Encoding, hashing, and encryption schemes

Sometimes you may need to encode or hash values—or use hashes in an encryption scheme. Liquid filters can help you do that! We’ll give you a tour of the whys and whats here; then you can dive deeper in this Auth0.com article. You’ll know when you need to use the filters below because whatever you’re trying to do will explicitly state that you need to encode or hash certain values. 

Encoding

Encoding transforms a value for data-handling purposes—it’s not related to information security. For example, we encode strings containing special characters to make them URL-safe (aka, containing only characters that can be transmitted over the internet; this is often called percent encoding) and then decode them to make them easier for humans to read. URL encoding is important to make sure links in your emails work—unencoded URLs can break. Another encoding format is base64, used for embedding image files in HTML and sending email attachments. 

Take a look at the escape and url_encode filters. Escape replaces special characters—in this case, quotation marks—with percent-encoded, URL-safe characters:

Code {{ “Have you read ‘How to Train Your Senior Dog’?” | escape }}
Output Have you read 'How to Train Your Senior Dog'?

The URL_encode filter converts URL-unsafe characters with percent-encoded characters and converts spaces to a plus sign:

Code {{ “reach me at lee@email.com” | url_encode }}
Output reach+me+at+lee%40email.com

You can reverse URL encoding with the url_decode filter

Code {{ “reach+me+at+lee%40email.com” | url_decode }}
Output reach me at lee@email.com

The base64 filter (available in some Liquid flavors) can also be used to encode strings:

Code {{ “I love dogs.”’ | base64 }}
Output SSBsb3ZlIGRvZ3Mu

Hashing  

Hashing transforms a value in a way that guarantees its integrity. Stated another way, it allows us to check and see if two items are the same. Its most well-known application is passwords. 

Since storing passwords would present a huge security risk, typically passwords themselves are not stored in a database. Instead, they are hashed, and the resulting hash is stored. For example, when you create an account on a website, the password you set isn’t sent to the website—an algorithm transforms it into a hash, and that’s what’s actually stored. The next time you log in, the password you enter is hashed and compared to the stored hash of the password you set up initially—if they match, you entered the right password! 

Liquid offers several filters that can hash a value: sha1, sha256, and md5. Each represents a different hash algorithm. Here they are in action:

Code {{ “Customer.io” | md5 }}
Output d52b6a207bf5255c05b1d0056230617e
Code {{ “Customer.io” | sha1}}
Output c197ff0ae0a41983362f35ca972c544061c54d4c
Code {{ “Customer.io” | sha256 }}
Output 6dddb773238216bce273133bc3f6a12a824f41dd184d09452f05c7659dae7d57

Tricky terminology note: In Ruby (Liquid’s parent language), the word “hash” is also used to mean a collection of keys—the rough equivalent of a JavaScript object. See Advanced For Loops [link] for a brief discussion of hashes in that context.
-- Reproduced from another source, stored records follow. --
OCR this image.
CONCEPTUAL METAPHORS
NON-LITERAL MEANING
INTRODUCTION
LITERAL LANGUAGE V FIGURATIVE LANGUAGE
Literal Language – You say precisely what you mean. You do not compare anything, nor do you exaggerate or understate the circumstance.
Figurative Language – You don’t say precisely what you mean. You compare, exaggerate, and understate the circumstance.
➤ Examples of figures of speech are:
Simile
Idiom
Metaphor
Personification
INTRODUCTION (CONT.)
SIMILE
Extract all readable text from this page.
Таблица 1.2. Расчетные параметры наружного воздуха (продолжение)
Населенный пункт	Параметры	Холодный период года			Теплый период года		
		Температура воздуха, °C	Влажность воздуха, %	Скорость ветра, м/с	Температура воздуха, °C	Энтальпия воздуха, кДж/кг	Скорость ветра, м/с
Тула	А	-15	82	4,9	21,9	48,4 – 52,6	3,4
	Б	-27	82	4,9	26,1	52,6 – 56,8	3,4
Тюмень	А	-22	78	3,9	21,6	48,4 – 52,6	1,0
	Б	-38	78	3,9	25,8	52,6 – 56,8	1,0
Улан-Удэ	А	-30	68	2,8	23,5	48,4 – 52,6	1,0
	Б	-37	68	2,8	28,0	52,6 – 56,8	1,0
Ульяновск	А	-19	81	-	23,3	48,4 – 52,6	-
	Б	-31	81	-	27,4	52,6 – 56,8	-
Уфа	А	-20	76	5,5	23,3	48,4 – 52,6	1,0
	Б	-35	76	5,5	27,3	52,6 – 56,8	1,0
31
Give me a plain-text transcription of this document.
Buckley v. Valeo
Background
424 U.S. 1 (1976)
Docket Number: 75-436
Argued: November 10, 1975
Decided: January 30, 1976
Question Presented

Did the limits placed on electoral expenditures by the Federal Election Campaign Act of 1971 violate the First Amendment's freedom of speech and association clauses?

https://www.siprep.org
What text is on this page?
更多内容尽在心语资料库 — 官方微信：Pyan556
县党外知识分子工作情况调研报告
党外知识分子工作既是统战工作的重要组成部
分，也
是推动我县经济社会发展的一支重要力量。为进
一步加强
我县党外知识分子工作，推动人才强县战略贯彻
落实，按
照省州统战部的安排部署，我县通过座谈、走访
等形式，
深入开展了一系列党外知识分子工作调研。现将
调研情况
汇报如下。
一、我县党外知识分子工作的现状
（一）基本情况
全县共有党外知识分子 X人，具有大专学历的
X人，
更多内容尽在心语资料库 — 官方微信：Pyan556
Hashing in encryption schemes   

Encrypting transforms a value in a way that guarantees confidentiality. That is, access is restricted to authorized users. A cryptographic key is required to encrypt the value, and a different cryptographic key is required to decrypt it. (“Key” here means a cryptographic key, not a Liquid key.)

While we don’t actually use Liquid to encrypt data, some encryption schemes will use hashing to verify integrity as one of the many steps in the encryption process. Hash-based message authentication codes, or HMACs, include both a hash function and a secret cryptographic key. You’ll know when to use this type of hashing, because the instructions you’re following will explicitly state it is required—here’s an example about creating the signature needed to pass data to the Twitter API.  

Here’s a quick look at HMAC hash filters:

Code {{ “Customer.io” | hmac_sha1: “some_key” }}
Output 2bdf556c9a75766f258d1e2824f6d0e31d1beedc
Code {{ “Customer.io” | hmac_sha256: “some_key” }}
Output 6dddb773238216bce273133bc3f6a12a824f41dd184d09452f05c7659dae7d57

Those are just the basics of how encoding, hashing, and ASDSD are done using filters in Liquid. There’s a lot more to know, so start with this Auth0.com article for a deeper dive if you’ll be working with these filters frequently.